Substance Addiction and the Pleasure Center
The pleasure center gets its name because it produces pleasurable or rewarding sensations in response to certain activities. For evolutionary reasons, most of the things that humans throughout time have found pleasurable are things that enhance the odds of individual and group survival, including having sex and eating tasty food. However, the pleasure center can also activate when humans do things that don’t increase the odds of survival. Prime examples here are drug consumption and the excessive use of alcohol. The amount of pleasure derived from substance intake can greatly outweigh the amount of pleasure derived from life-sustaining activities. Among other things, this means that in any given group of substance users, a predictable number will initiate a pattern of repeated, excessive intake as part of an attempt to gain frequent access to pleasurable or rewarding feelings.
Unfortunately, the pleasure center’s chemical makeup starts to change when it’s repeatedly exposed to drugs or alcohol. Eventually, this change can result in a physical dependence on further substance intake. For most substances (including alcohol and mind-altering illicit/illegal drugs), physical dependence is essentially synonymous with addiction and comes with a set of serious problems that can include loss of control over substance intake, exposure to significant substance-related harm, increasing tolerance to the effects of substance intake and a reduced ability to fulfill one’s responsibilities or obligations.
Sex addiction is an example of a non-substance-based behavioral addiction. As the name implies, behavioral addiction occurs when a person repeatedly and dysfunctionally engages in certain (typically pleasurable) commonplace behaviors or activities. In the case of sex addiction, the problem is dysfunctional involvement in real-world sexual behavior, sex-related thought patterns and/or sex-related fantasies. While behavioral addiction in general has official status among U.S. doctors, sex addiction in particular does not. Still, increasing amounts of verifiable evidence support the existence of the condition. In fact, in 2013 the American Psychiatric Association came very close to officially recognizing sex addiction in the form of a diagnosable condition called hypersexual disorder. Alternate terms for the same ailment include compulsive sexual behavior and hypersexuality.
Similar Brain Changes
In the study presented at the 2nd International Conference on Behavioral Addictions, the University of Cambridge researchers used a real-time brain scan procedure called fMRI (functional magnetic resonance imaging) to examine the pleasure centers of a group of sex-addicted men. The researchers specifically wanted to know if the changes in brain function classically associated with substance addiction also appear in the brains of people with sex addiction. The participant group also included men unaffected by sex addiction-related issues. All of the enrolled men underwent an fMRI exam while viewing a mixture of pornographic videos and sports-themed videos with no overt or intentional sexual content.

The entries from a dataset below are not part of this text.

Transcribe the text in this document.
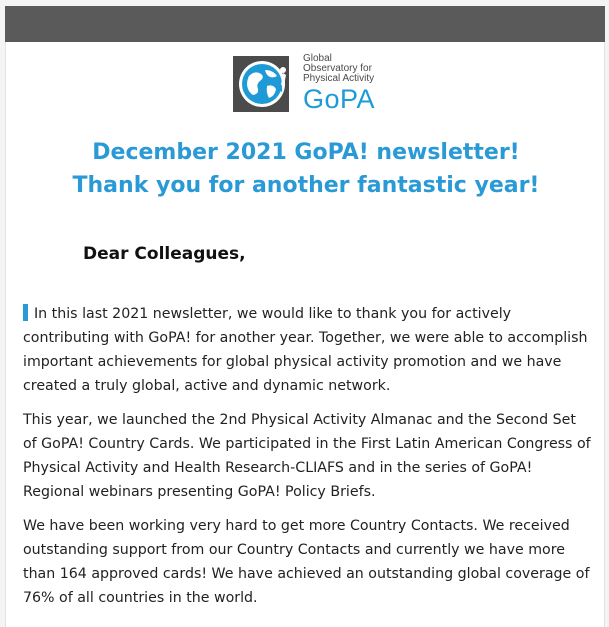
Global
Observatory for
Physical Activity
GoPA
December 2021 GoPA! newsletter!
Thank you for another fantastic year!
Dear Colleagues,

In this last 2021 newsletter, we would like to thank you for actively contributing with GoPA! for another year. Together, we were able to accomplish important achievements for global physical activity promotion and we have created a truly global, active and dynamic network.

This year, we launched the 2nd Physical Activity Almanac and the Second Set of GoPA! Country Cards. We participated in the First Latin American Congress of Physical Activity and Health Research-CLIAFS and in the series of GoPA! Regional webinars presenting GoPA! Policy Briefs.

We have been working very hard to get more Country Contacts. We received outstanding support from our Country Contacts and currently we have more than 164 approved cards! We have achieved an outstanding global coverage of 76% of all countries in the world.
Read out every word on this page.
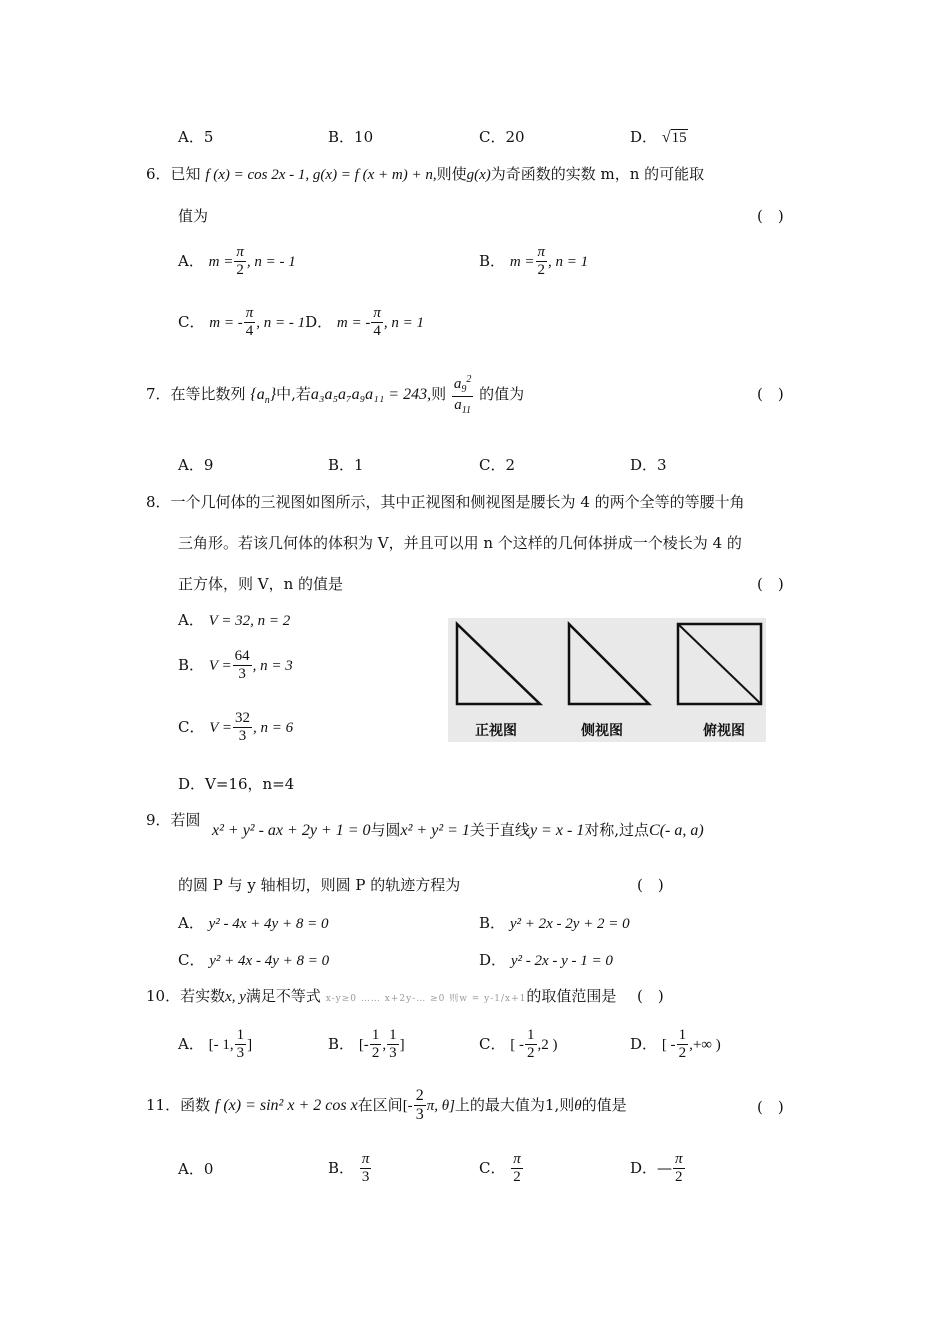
A．5	B．10	C．20	D． √15
6．已知 f (x) = cos 2x - 1, g(x) = f (x + m) + n,则使g(x)为奇函数的实数 m，n 的可能取
值为	(　)
A． $m = \frac{\pi}{2}$ , n = - 1	B． $m = \frac{\pi}{2}$ , n = 1
C． m = - $\frac{\pi}{4}$ , n = - 1D． m = - $\frac{\pi}{4}$ , n = 1
7．在等比数列 $\{a_n\}$中,若a₃a₅a₇a₉a₁₁ = 243,则 $\frac{a_9^2}{a_{11}}$ 的值为	(　)
A．9	B．1	C．2	D．3
8．一个几何体的三视图如图所示，其中正视图和侧视图是腰长为 4 的两个全等的等腰十角
三角形。若该几何体的体积为 V，并且可以用 n 个这样的几何体拼成一个棱长为 4 的
正方体，则 V，n 的值是	(　)
A． V = 32, n = 2
B． $V = \frac{64}{3}$ , n = 3
C． $V = \frac{32}{3}$ , n = 6
D．V=16，n=4
正视图	侧视图	俯视图
9．若圆
x² + y² - ax + 2y + 1 = 0与圆x² + y² = 1关于直线y = x - 1对称,过点C(- a, a)
的圆 P 与 y 轴相切，则圆 P 的轨迹方程为	(　)
A． y² - 4x + 4y + 8 = 0	B． y² + 2x - 2y + 2 = 0
C． y² + 4x - 4y + 8 = 0	D． y² - 2x - y - 1 = 0
10．若实数x, y满足不等式 x-y≥0 …… x+2y-… ≥0 则w = y-1/x+1的取值范围是 (　)
A． [- 1, $\frac{1}{3}$ ]	B． [- $\frac{1}{2}$ , $\frac{1}{3}$ ]	C． [ - $\frac{1}{2} ,2$ )	D． [ - $\frac{1}{2}$ ,+∞ )
11．函数 f (x) = sin² x + 2 cos x在区间[- $\frac{2}{3} \pi$, θ]上的最大值为1,则θ的值是	(　)
A．0	B． $\frac{\pi}{3}$	C． $\frac{\pi}{2}$	D．— $\frac{\pi}{2}$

After analyzing the fMRI results, the researchers concluded that the men affected by sex addiction had undergone changes in several brain structures that help form the pleasure center. Essentially, these structures help determine how quickly a person reacts to pleasurable input and how much a person favors specific forms of pleasurable input. When they made statistical comparisons with the brains of people dealing with substance addiction, the researchers concluded that the pleasure center changes associated with sex addiction produce damaging functional alterations that effectively mimic the alterations found in substance-addicted brains.
Crucially, the study’s authors concluded that sex-addicted men don’t actually like sexually explicit material more than men unaffected by sex addiction. Instead, men with the condition experience a higher level of sexual desire that’s unrelated to actual enjoyment. This desire-based compulsion mirrors the compulsory substance consumption associated with substance addiction.